One fifth of the University of Surrey’s electricity may flow from its own 12.2MWp solar farm as early as 2024.

Land at Blackwell Farm, on the uni’s research park west of Guildford is being set aside to host ground-mounted arrays capable of pumping out power in quantities as might otherwise be used by 4,000 British homes.

The initiative is launched today in partnership with SSE Energy Solutions.  As is now standard on big solar farms, the projected PV farm will boost natural biodiversity, with wildflower planting, nature corridors, hedgerow expansion and bug hotels.

The university intends submitting a planning application by August.  Before then, locals can quiz the PV park’s developers on Saturday 11 June from 10am, in the World Cup Suite at Surrey Sports Park in Guildford.

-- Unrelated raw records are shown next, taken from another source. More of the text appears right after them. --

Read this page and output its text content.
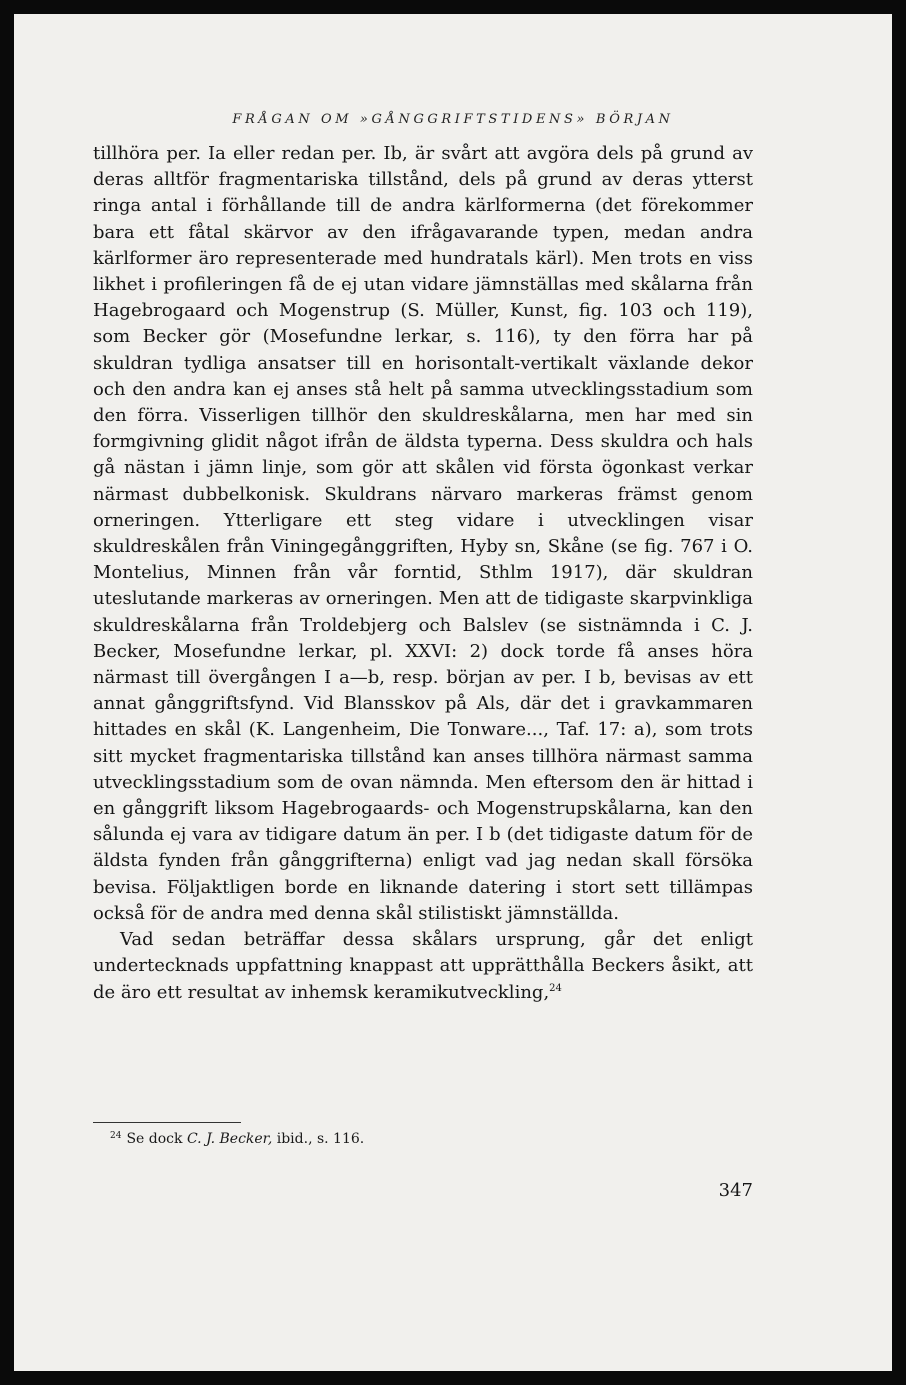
FRÅGAN OM »GÅNGGRIFTSTIDENS» BÖRJAN

tillhöra per. Ia eller redan per. Ib, är svårt att avgöra dels på grund av deras alltför fragmentariska tillstånd, dels på grund av deras ytterst ringa antal i förhållande till de andra kärlformerna (det förekommer bara ett fåtal skärvor av den ifrågavarande typen, medan andra kärlformer äro representerade med hundratals kärl). Men trots en viss likhet i profileringen få de ej utan vidare jämnställas med skålarna från Hagebrogaard och Mogenstrup (S. Müller, Kunst, fig. 103 och 119), som Becker gör (Mosefundne lerkar, s. 116), ty den förra har på skuldran tydliga ansatser till en horisontalt-vertikalt växlande dekor och den andra kan ej anses stå helt på samma utvecklingsstadium som den förra. Visserligen tillhör den skuldreskålarna, men har med sin formgivning glidit något ifrån de äldsta typerna. Dess skuldra och hals gå nästan i jämn linje, som gör att skålen vid första ögonkast verkar närmast dubbelkonisk. Skuldrans närvaro markeras främst genom orneringen. Ytterligare ett steg vidare i utvecklingen visar skuldreskålen från Viningegånggriften, Hyby sn, Skåne (se fig. 767 i O. Montelius, Minnen från vår forntid, Sthlm 1917), där skuldran uteslutande markeras av orneringen. Men att de tidigaste skarpvinkliga skuldreskålarna från Troldebjerg och Balslev (se sistnämnda i C. J. Becker, Mosefundne lerkar, pl. XXVI: 2) dock torde få anses höra närmast till övergången I a—b, resp. början av per. I b, bevisas av ett annat gånggriftsfynd. Vid Blansskov på Als, där det i gravkammaren hittades en skål (K. Langenheim, Die Tonware..., Taf. 17: a), som trots sitt mycket fragmentariska tillstånd kan anses tillhöra närmast samma utvecklingsstadium som de ovan nämnda. Men eftersom den är hittad i en gånggrift liksom Hagebrogaards- och Mogenstrupskålarna, kan den sålunda ej vara av tidigare datum än per. I b (det tidigaste datum för de äldsta fynden från gånggrifterna) enligt vad jag nedan skall försöka bevisa. Följaktligen borde en liknande datering i stort sett tillämpas också för de andra med denna skål stilistiskt jämnställda.

Vad sedan beträffar dessa skålars ursprung, går det enligt undertecknads uppfattning knappast att upprätthålla Beckers åsikt, att de äro ett resultat av inhemsk keramikutveckling,$^{24}$

$^{24}$ Se dock C. J. Becker, ibid., s. 116.
347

The borough’s planners will take the immediate decision, but will do so in the context of a strategic priority declared by Surrey County Council to source 15% of the county’s electricity from solar by 2032.

Should Guildford planners consent this autumn as anticipated, construction will begin in August 2023.

With its campus atop a hill occupied by scientists, academic rigour demands that Surrey Uni’s Net Zero goals for itself observe the peer-reviewed protocols of the Scientifically Based Climate Targets Initiative (STBI).   That means no cheating, and no corporate greenwash.

Now educating around 16,500 students, the university received its charter in 1966.

Space station Surrey

Executive lead on climate change Professor Bob Nichol said: “The University of Surrey community is dedicated to doing our bit to minimise global warming.  Our move to home-generated solar power is an important part of our plans”.

The uni has already cut emissions by 24% between 2005 and 2019.   if built, the Blackwell solar farm will eliminate another 1,100 tonnes of CO2e annually.

Later this year, the university will roll out the first phase of its programme to charge EVs on site for staff and students.

Also before Christmas, the uni will launch the Surrey Institute for Sustainability, to enable inter-disciplinary research in mitigating the climate catastrophe.

“Big strides like this are essential for organisations to reduce their carbon footprints”, Professor Nichol went on.

“Increasing our solar generation is just one part of Surrey’s sustainability story. We are keen to talk to others in Surrey, and universities beyond, to bring organisations and individuals with us on our road to ‘Net Zero’.”

Pieter D’haen, SSE Energy’s senior development manager, commented: “Now more than ever it is essential to accelerate the indigenous generation of clean energy to enhance the national security of energy supply.

“The University of Surrey project is a great example of what communities can do to play their part.”